第18話
これは、剛昌が「呪い」に導かれるまでの少し前の話…………。
春桜の死から三週間ほど経ったある日、王城全体がようやく落ち着いた頃、剛昌は二代目国王である春栄の元を訪ねていた。
玉座に居ないことを知り、剛昌は王室の方へと向かい扉を叩いた。
「失礼致します、春栄様はいらっしゃるか」
「剛昌さん? どうぞ、空いていますから入ってください」
「では、失礼いたします……」
机の前で一人、書類に目を通している春栄が剛昌に微笑んだ。
「剛昌さんが私に会いに来るなんて珍しいですね」
若い顔に、無理強いさせた社交辞令の表情。
その身に背負う重みを理解している春栄は、寝る間も惜しんで書類を読み漁り、その目の下に黒いシミを浮かび上がらせている。
「春栄様、春桜様のことでお話があるのですが、よろしいですか?」
「父上のこと、ですか?」
剛昌の問いかけに、使いすぎて錆びついた頭が傾いた。
「はい、なにか春桜様の手記などがあれば拝見させて頂けないかと思いまして……」
「父上の手記ですか……少し待ってくださいね」
春栄は部屋の隅にまとめていた春桜の遺品の中を探し始めた。
「いや、春栄様」
「……はい?」
己の願い、己の問題で春栄を動かしたことに、剛昌は心の中で自責の念に駆られた。
「春栄様のお手を煩わせるわけにはいきませぬ故、私が探してもよろしいでしょうか?」
「いえいえ、大丈夫ですよ。大体場所は覚えているので……確かこの辺りに……」
亡くなった親の遺品を漁らせることに、剛昌の良心がギスギスと絞めつけられていく。
「忙しいところを申し訳ない……」
「気にしないでください。剛昌さんと翠雲さんは父上に一番近しい二人だったのですから、これくらいはやらせてください」
春栄の微笑は、とても子どもとは思えないほど、ひきつった口角をしていた。
「……」
「えっと、確かこの辺りにあったと思うのですが……」
「…………」
剛昌は手記を探す春栄の後ろ姿を、王であった春桜と見比べていた。
春栄はまだ、人を斬り捨てるという行為をしたことがない。それを教えてもいない。
この優しさはいつか弱点になるだろう……と、剛昌は思いにふける。
いくら賢く、民のためを思う国王を目指したとしても、隙や弱点があればすぐに崩れ去ってしまう。

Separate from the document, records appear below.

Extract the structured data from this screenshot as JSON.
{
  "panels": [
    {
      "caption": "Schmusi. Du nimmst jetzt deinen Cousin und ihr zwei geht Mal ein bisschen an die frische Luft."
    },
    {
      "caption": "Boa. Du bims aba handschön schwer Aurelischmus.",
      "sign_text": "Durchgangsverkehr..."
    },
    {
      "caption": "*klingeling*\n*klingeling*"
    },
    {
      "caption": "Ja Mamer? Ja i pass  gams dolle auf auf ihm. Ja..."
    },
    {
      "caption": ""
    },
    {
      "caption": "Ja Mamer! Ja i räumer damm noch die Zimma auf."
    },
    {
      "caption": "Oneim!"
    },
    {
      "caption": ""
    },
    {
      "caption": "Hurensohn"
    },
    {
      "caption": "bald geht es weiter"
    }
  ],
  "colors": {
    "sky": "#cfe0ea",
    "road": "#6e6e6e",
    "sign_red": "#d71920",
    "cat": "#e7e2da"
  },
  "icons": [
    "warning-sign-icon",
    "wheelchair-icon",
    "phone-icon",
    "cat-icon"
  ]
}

翠雲の目指す国王がどのような結果になるのか、やってみなければ分からない。だが、そのやり方には、屈強な支えがあってこそ出来る統治の仕方。
我々が消えた後、春栄様だけになった時に、この国はどうなるのか……。
「……」
いや、だからこそ……、この身は春栄様の為に尽力する。厳しいと思われる出来事はとうに過ぎ去った。今、自分にできることをする。
仮に翠雲や春栄様の目指す国が理想郷のようなものだとしても、この身は忠誠を誓う。
「あっ、剛昌さん、ありましたよ!」
春栄は剛昌の方へと歩いて手記を渡した。
「かたじけない……」
「いえいえ、剛昌さんのお願いなら断れませんよ」
「お言葉、胸に沁みます……」
敬意をもって接する剛昌に、春栄は「あはは……」と頬をかいた。
「そんなに身構えられると、私も緊張してしまいますから、もっとゆったりとしてください」
「いえ、そのようなことは出来ません。春栄様はこの国の王でありますから、威厳ある姿を持ってください」
「あはは……、なかなか父上のようにはなれませんよ」
「いえ、春栄様ならきっと、春桜様にも勝る国王になられる」
「……」
剛昌の率直な言葉に、春栄が口を開けて固まってしまった。
「春栄様?」
「……あ、ああ、すみません。まさか、剛昌さんにそう言って頂けると思っていなくて……」
照れくさそうに笑う春栄。
一方で、剛昌は本音を漏らしてしまったことに、少し恥ずかしさを滲ませている。
なんともいえない空気が、二人の間に流れた。